There are certain things you can do to reduce the risk of SIDS.

  • Always place a baby on his or her back to sleep, for naps and at night, to reduce the risk of SIDS.
  • Use a firm sleep surface, covered by a fitted sheet, to reduce the risk of SIDS and other sleep-related causes of infant death.
  • Your baby should not sleep in an adult bed, on a couch, or on a chair alone, with you, or with anyone else.
  • Keep soft objects, toys, and loose bedding out of your baby’s sleep area.
  • To reduce the risk of SIDS, do not smoke during pregnancy, and do not smoke or allow smoking around your baby.
  • Breastfeed your baby to reduce the risk of SIDS.
  • Give your baby a dry pacifier that is not attached to a string for naps and at night to reduce the risk of SIDS.
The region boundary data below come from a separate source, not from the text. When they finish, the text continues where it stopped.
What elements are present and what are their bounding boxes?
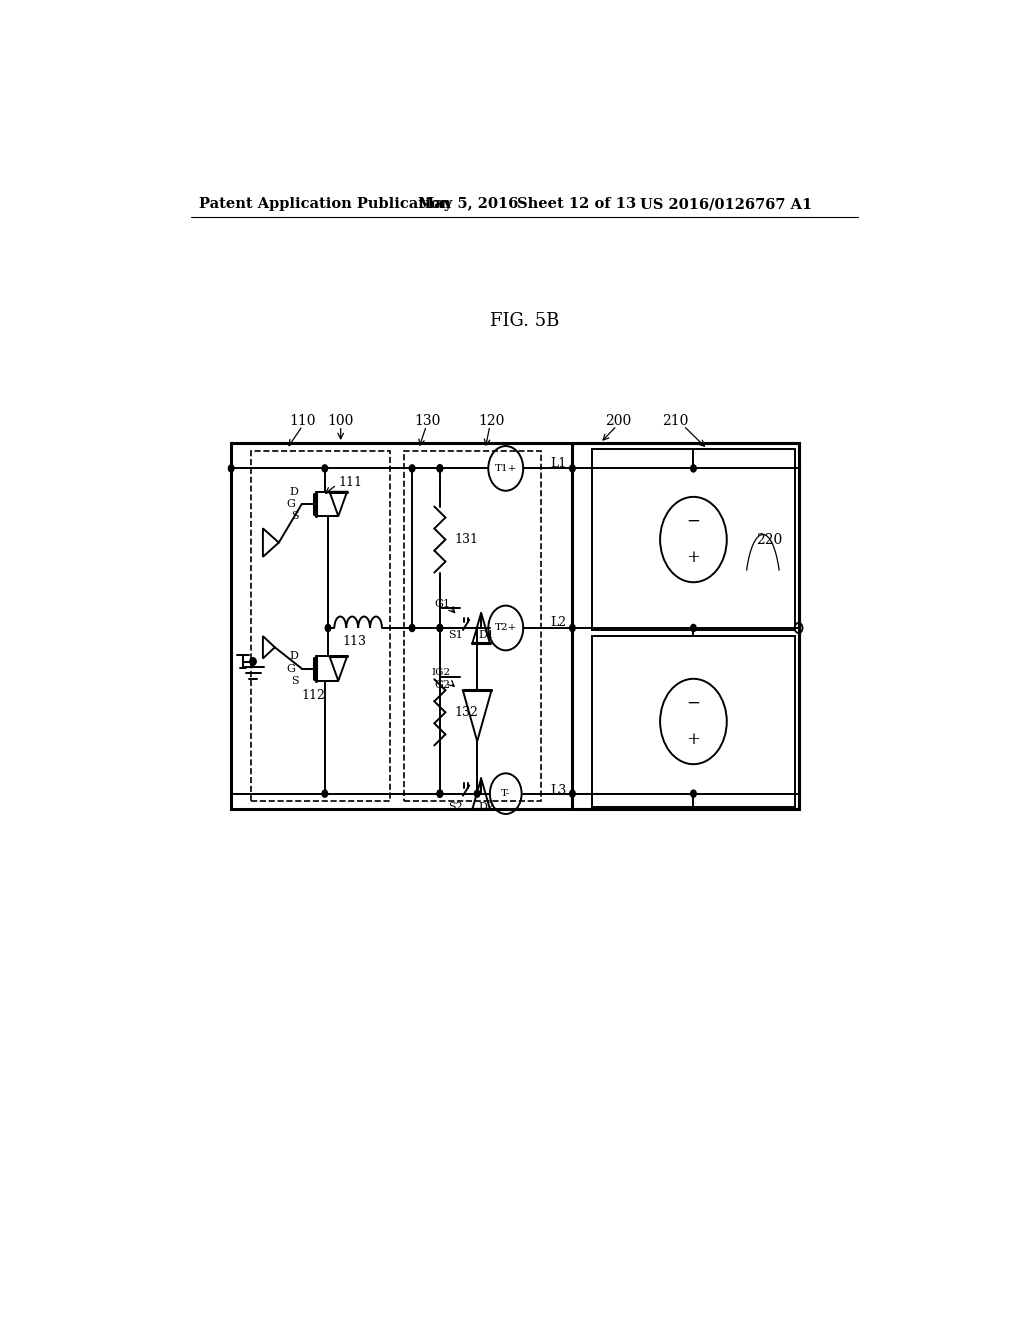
Text: G1: G1 [434,598,451,609]
Text: L1: L1 [550,457,566,470]
Text: +: + [686,731,700,748]
Text: 220: 220 [756,532,782,546]
Text: S2: S2 [449,801,463,812]
Circle shape [569,465,575,473]
Text: 130: 130 [415,413,441,428]
Circle shape [569,624,575,631]
Text: Sheet 12 of 13: Sheet 12 of 13 [517,197,636,211]
Circle shape [228,465,233,473]
Circle shape [474,791,480,797]
Text: 112: 112 [301,689,325,701]
Text: IG2: IG2 [431,668,451,677]
Text: S: S [291,676,299,686]
Circle shape [437,465,442,473]
Text: 110: 110 [290,413,315,428]
Text: G: G [287,664,296,673]
Text: 111: 111 [338,477,362,490]
Circle shape [322,791,328,797]
Circle shape [690,465,696,473]
Text: FIG. 5B: FIG. 5B [490,312,559,330]
Circle shape [437,624,442,631]
Circle shape [250,657,255,665]
Text: D1: D1 [478,630,495,640]
Circle shape [437,624,442,631]
Text: 131: 131 [455,533,478,546]
Bar [592,636,795,807]
Text: +: + [686,549,700,566]
Circle shape [690,624,696,631]
Text: 132: 132 [455,706,478,719]
Bar [572,444,799,809]
Circle shape [437,791,442,797]
Text: D2: D2 [478,801,495,812]
Text: Patent Application Publication: Patent Application Publication [200,197,452,211]
Text: 200: 200 [605,413,632,428]
Circle shape [410,465,415,473]
Text: G: G [287,499,296,510]
Text: −: − [686,512,700,529]
Bar [592,449,795,630]
Circle shape [322,465,328,473]
Text: T-: T- [501,789,510,799]
Text: 100: 100 [328,413,354,428]
Circle shape [251,657,256,665]
Text: S: S [291,511,299,521]
Text: G2: G2 [434,680,451,690]
Text: 210: 210 [663,413,689,428]
Text: 113: 113 [342,635,367,648]
Circle shape [690,791,696,797]
Text: T2+: T2+ [495,623,517,632]
Text: −: − [686,694,700,711]
Text: S1: S1 [449,630,463,640]
Text: D: D [290,487,299,496]
Text: 120: 120 [478,413,505,428]
Circle shape [437,465,442,473]
Text: L2: L2 [550,616,566,630]
Text: May 5, 2016: May 5, 2016 [418,197,518,211]
Circle shape [326,624,331,631]
Circle shape [569,791,575,797]
Circle shape [437,791,442,797]
Bar [231,444,799,809]
Circle shape [410,624,415,631]
Text: US 2016/0126767 A1: US 2016/0126767 A1 [640,197,812,211]
Text: D: D [290,652,299,661]
Text: T1+: T1+ [495,463,517,473]
Text: L3: L3 [550,784,566,797]
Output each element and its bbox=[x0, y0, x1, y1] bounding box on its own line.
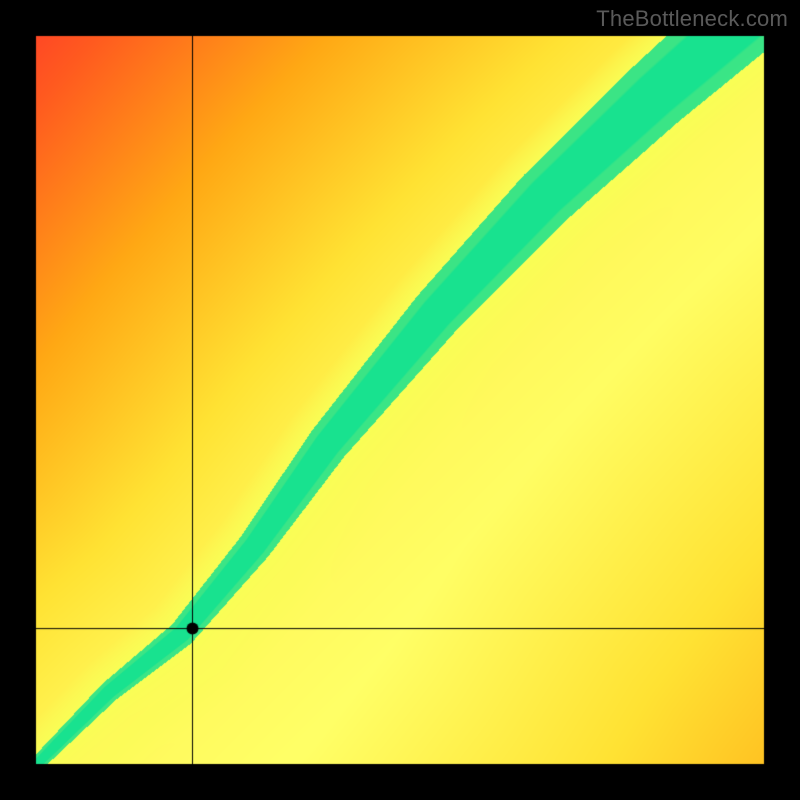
heatmap-canvas bbox=[0, 0, 800, 800]
chart-container: TheBottleneck.com bbox=[0, 0, 800, 800]
watermark-text: TheBottleneck.com bbox=[596, 6, 788, 32]
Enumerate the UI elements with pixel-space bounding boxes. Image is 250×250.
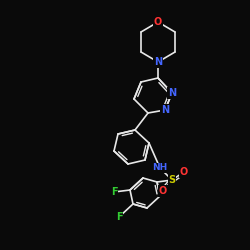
Text: F: F — [116, 212, 122, 222]
Text: N: N — [168, 88, 176, 98]
Text: O: O — [154, 17, 162, 27]
Text: NH: NH — [152, 164, 168, 172]
Text: S: S — [168, 175, 175, 185]
Text: O: O — [159, 186, 167, 196]
Text: F: F — [111, 187, 117, 197]
Text: N: N — [161, 105, 169, 115]
Text: N: N — [154, 57, 162, 67]
Text: O: O — [180, 167, 188, 177]
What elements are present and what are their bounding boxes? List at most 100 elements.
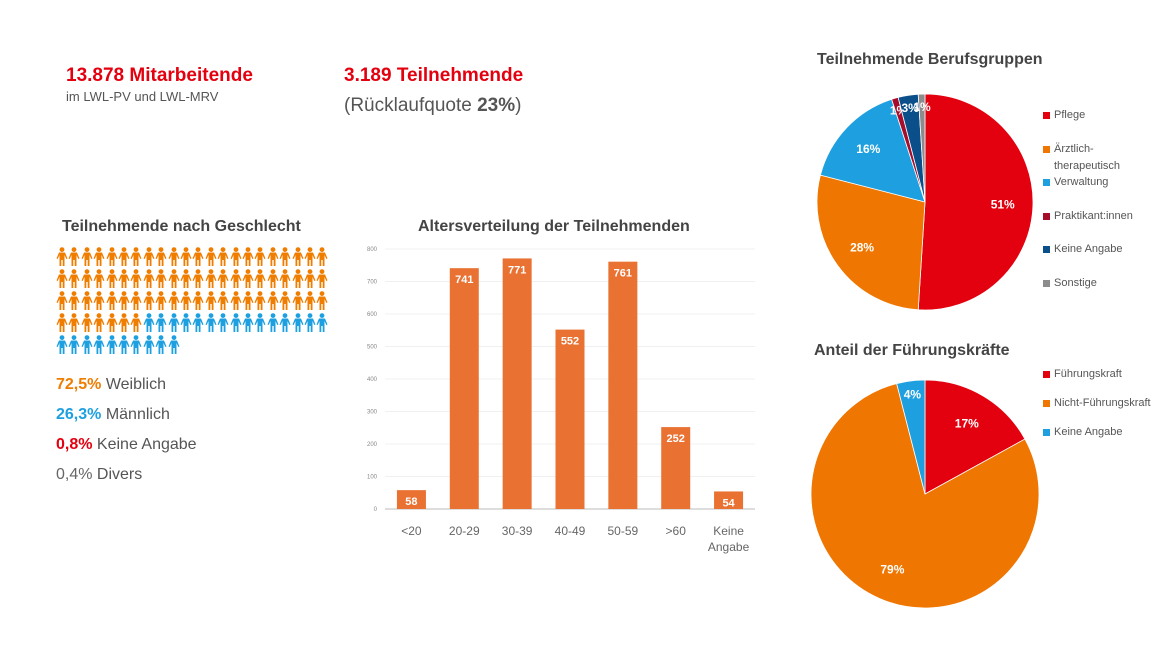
- person-icon-male: [130, 335, 142, 354]
- person-icon-male: [155, 313, 167, 332]
- person-icon-female: [242, 291, 254, 310]
- person-icon-female: [56, 247, 68, 266]
- person-icon-female: [106, 291, 118, 310]
- pie-slice-label: 3%: [901, 101, 919, 115]
- person-icon-female: [316, 269, 328, 288]
- legend-label: Ärztlich-therapeutisch: [1054, 141, 1120, 175]
- person-icon-female: [68, 247, 80, 266]
- legend-swatch: [1043, 246, 1050, 253]
- bar: [661, 427, 691, 509]
- person-icon-female: [130, 313, 142, 332]
- person-icon-female: [230, 269, 242, 288]
- return-rate-value: 23%: [477, 95, 516, 116]
- person-icon-female: [279, 291, 291, 310]
- person-icon-female: [279, 247, 291, 266]
- legend-item: Pflege: [1043, 107, 1085, 124]
- gender-stat-value: 72,5%: [56, 376, 102, 393]
- person-icon-female: [180, 269, 192, 288]
- bar: [555, 329, 585, 509]
- employees-subtitle: im LWL-PV und LWL-MRV: [66, 89, 219, 104]
- pie-slice-label: 16%: [856, 142, 880, 156]
- age-chart-title: Altersverteilung der Teilnehmenden: [418, 218, 690, 235]
- gender-stat-label: Keine Angabe: [92, 436, 197, 453]
- pie-slice: [924, 379, 1026, 495]
- bar-value-label: 741: [455, 274, 473, 286]
- bar-value-label: 761: [614, 268, 632, 280]
- legend-swatch: [1043, 371, 1050, 378]
- legend-label-line: therapeutisch: [1054, 159, 1121, 172]
- gender-stat-value: 26,3%: [56, 406, 102, 423]
- person-icon-male: [230, 313, 242, 332]
- legend-label: Nicht-Führungskraft: [1054, 397, 1151, 409]
- legend-item: Praktikant:innen: [1043, 208, 1133, 225]
- legend-label: Praktikant:innen: [1054, 209, 1133, 222]
- gender-stat-label: Männlich: [101, 406, 170, 423]
- person-icon-male: [93, 335, 105, 354]
- person-icon-male: [56, 335, 68, 354]
- bar-value-label: 552: [561, 336, 579, 348]
- y-tick-label: 600: [367, 312, 378, 318]
- legend-label: Pflege: [1054, 109, 1086, 121]
- person-icon-female: [93, 247, 105, 266]
- pie-slice-label: 1%: [913, 100, 931, 114]
- person-icon-female: [56, 291, 68, 310]
- person-icon-female: [93, 291, 105, 310]
- gender-stat-value: 0,4%: [56, 466, 93, 483]
- person-icon-female: [93, 313, 105, 332]
- person-icon-female: [68, 291, 80, 310]
- bar-value-label: 252: [667, 433, 685, 445]
- person-icon-female: [267, 269, 279, 288]
- y-tick-label: 300: [367, 410, 378, 416]
- legend-label: Keine Angabe: [1054, 426, 1123, 438]
- person-icon-female: [267, 291, 279, 310]
- person-icon-female: [292, 291, 304, 310]
- pie-slice-label: 79%: [880, 562, 904, 576]
- person-icon-female: [143, 247, 155, 266]
- y-tick-label: 800: [367, 247, 378, 253]
- person-icon-male: [168, 335, 180, 354]
- person-icon-female: [118, 313, 130, 332]
- person-icon-female: [168, 269, 180, 288]
- person-icon-female: [180, 247, 192, 266]
- person-icon-female: [242, 247, 254, 266]
- person-icon-male: [155, 335, 167, 354]
- person-icon-male: [217, 313, 229, 332]
- bar: [396, 490, 426, 509]
- gender-stat-label: Divers: [92, 466, 143, 483]
- person-icon-female: [118, 247, 130, 266]
- person-icon-female: [192, 269, 204, 288]
- gender-stat-label: Weiblich: [101, 376, 166, 393]
- person-icon-male: [81, 335, 93, 354]
- pie-slice: [816, 174, 926, 311]
- person-icon-female: [106, 313, 118, 332]
- x-tick-label: 50-59: [608, 524, 639, 538]
- person-icon-male: [242, 313, 254, 332]
- person-icon-male: [106, 335, 118, 354]
- y-tick-label: 700: [367, 280, 378, 286]
- person-icon-female: [192, 291, 204, 310]
- pie-slice-label: 28%: [850, 241, 874, 255]
- legend-item: Ärztlich-therapeutisch: [1043, 141, 1120, 175]
- person-icon-male: [205, 313, 217, 332]
- legend-label: Führungskraft: [1054, 368, 1122, 380]
- pie-slice: [819, 98, 926, 203]
- person-icon-male: [118, 335, 130, 354]
- bar-value-label: 54: [722, 497, 735, 509]
- pie-slice: [810, 383, 1040, 609]
- employees-count: 13.878 Mitarbeitende: [66, 65, 253, 86]
- person-icon-female: [230, 247, 242, 266]
- y-tick-label: 500: [367, 345, 378, 351]
- person-icon-female: [168, 247, 180, 266]
- bar-value-label: 58: [405, 496, 417, 508]
- gender-stat-value: 0,8%: [56, 436, 93, 453]
- return-rate: (Rücklaufquote 23%): [344, 95, 521, 117]
- person-icon-male: [316, 313, 328, 332]
- y-tick-label: 400: [367, 377, 378, 383]
- person-icon-female: [155, 247, 167, 266]
- person-icon-female: [180, 291, 192, 310]
- legend-item: Nicht-Führungskraft: [1043, 395, 1151, 412]
- person-icon-female: [292, 247, 304, 266]
- person-icon-male: [180, 313, 192, 332]
- person-icon-male: [292, 313, 304, 332]
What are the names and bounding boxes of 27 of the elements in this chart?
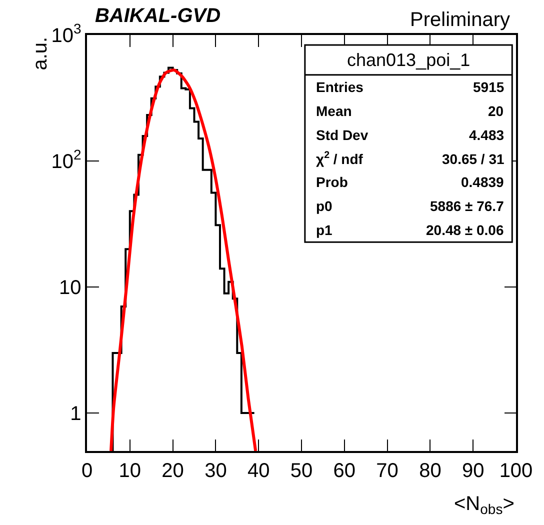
x-tick-label: 20	[162, 460, 184, 482]
x-tick-label: 0	[81, 460, 93, 482]
x-tick-label: 40	[247, 460, 270, 482]
text: Std Dev 4.483	[316, 127, 504, 143]
x-axis-title: <N$_{obs}$>	[454, 493, 514, 518]
x-tick-label: 90	[462, 460, 484, 482]
chart-title: BAIKAL-GVD	[94, 4, 221, 27]
text: p1 20.48 ± 0.06	[316, 222, 504, 238]
x-tick-label: 70	[376, 460, 398, 482]
y-tick-label: 10$^{3}$	[51, 20, 82, 47]
x-tick-label: 80	[419, 460, 442, 482]
text: χ$^{2}$ / ndf 30.65 / 31	[316, 150, 504, 167]
y-tick-label: 10	[59, 277, 82, 300]
y-axis-title: a.u.	[29, 36, 52, 70]
y-tick-label: 10$^{2}$	[51, 146, 82, 174]
x-tick-label: 30	[204, 460, 227, 482]
text: Mean 20	[316, 103, 504, 119]
text: p0 5886 ± 76.7	[316, 198, 504, 214]
x-tick-label: 100	[499, 460, 533, 482]
x-tick-label: 50	[290, 460, 313, 482]
annotation: chan013_poi_1	[347, 50, 470, 70]
x-tick-label: 60	[333, 460, 356, 482]
x-tick-label: 10	[118, 460, 142, 482]
text: Preliminary	[410, 9, 510, 31]
text: Entries 5915	[316, 79, 504, 95]
text: Prob 0.4839	[316, 174, 504, 190]
y-tick-label: 1	[70, 403, 82, 426]
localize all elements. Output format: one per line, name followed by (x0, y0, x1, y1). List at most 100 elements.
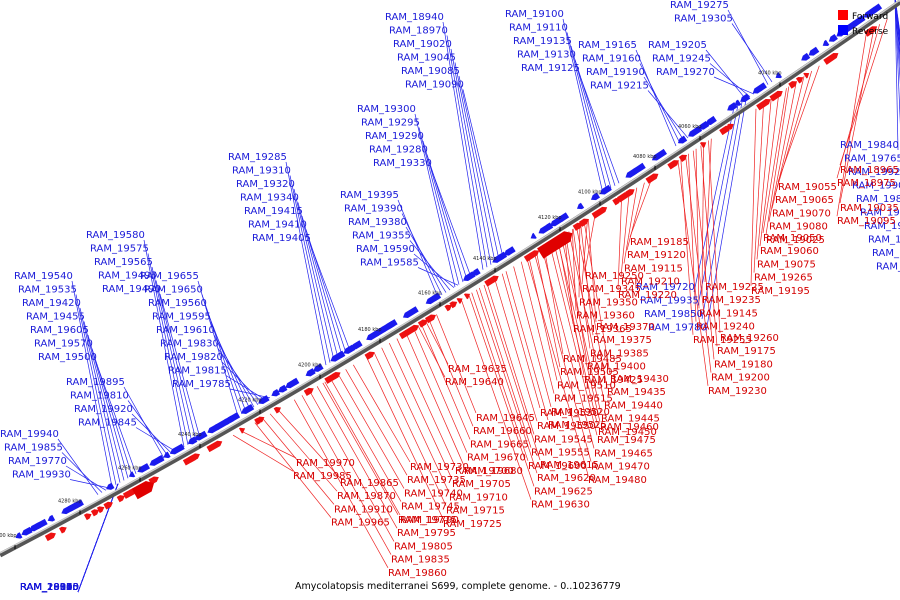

To learn more about creating a safe sleeping environment, visit Safe to Sleep. http://www.nichd.nih.gov/sts/Pages/default.aspx

Bereavement Resources

If you or someone you know has experienced the loss of a baby, the following organizations may offer support.

Newborn Safety

Newborn Car Safety Restraint

When your child leaves the hospital, his or her first ride must be a safe ride in a car seat. The car seat must be set in the rear facing position. A rear facing car seat must not be in a seat where the air bag may deploy.

By the time a child is one year old, weighs 20 pounds and is sitting well unsupported, the car seat may be faced forward.

According to the Arkansas Child Passenger Protection Act, which was approved February 28, 2001, a child should remain restrained in a child passenger safety seat until the child is approximately 60 pounds or about six years of age, then a safety belt is sufficient to meet the requirements of the law.

A rear facing car seat must not be in a seat where the air bag may deploy. This is very dangerous.

Crib Safety

Crib side rails should always be kept up when the infant is unattended. Crib bumpers are recommended. The distance between crib slats should be less than 2-3/8 inches. You should avoid toys and mobiles with long strings, cradle gyms that are not securely suspended and small objects in the crib. Do not place crib near a window with blinds.

Newborn Accident Prevention

  • Never leave your infant alone with young siblings or pets.
  • Your water heater thermostat should be set at 120 degrees Fahrenheit or less. This is a little below the normal setting.
  • Never leave your infant alone on a bed or other surface from which he/she may roll off.
  • Never leave your infant alone in a house or in a car unattended.
  • Do not shake or jiggle your baby’s head vigorously.
  • Infant jewelry such as earrings, necklaces, rings or other types of jewelry are not recommended.
  • Do not drink hot liquids or smoke cigarettes while holding your child because you could burn your child.
  • Do not use an infant feeder to feed your child baby food or semi-solid food because of the risk of choking and aspiration of food into the trachea.
  • All infants should sleep on their back or side to lessen the risk of Sudden Infant Death Syndrome (SIDS).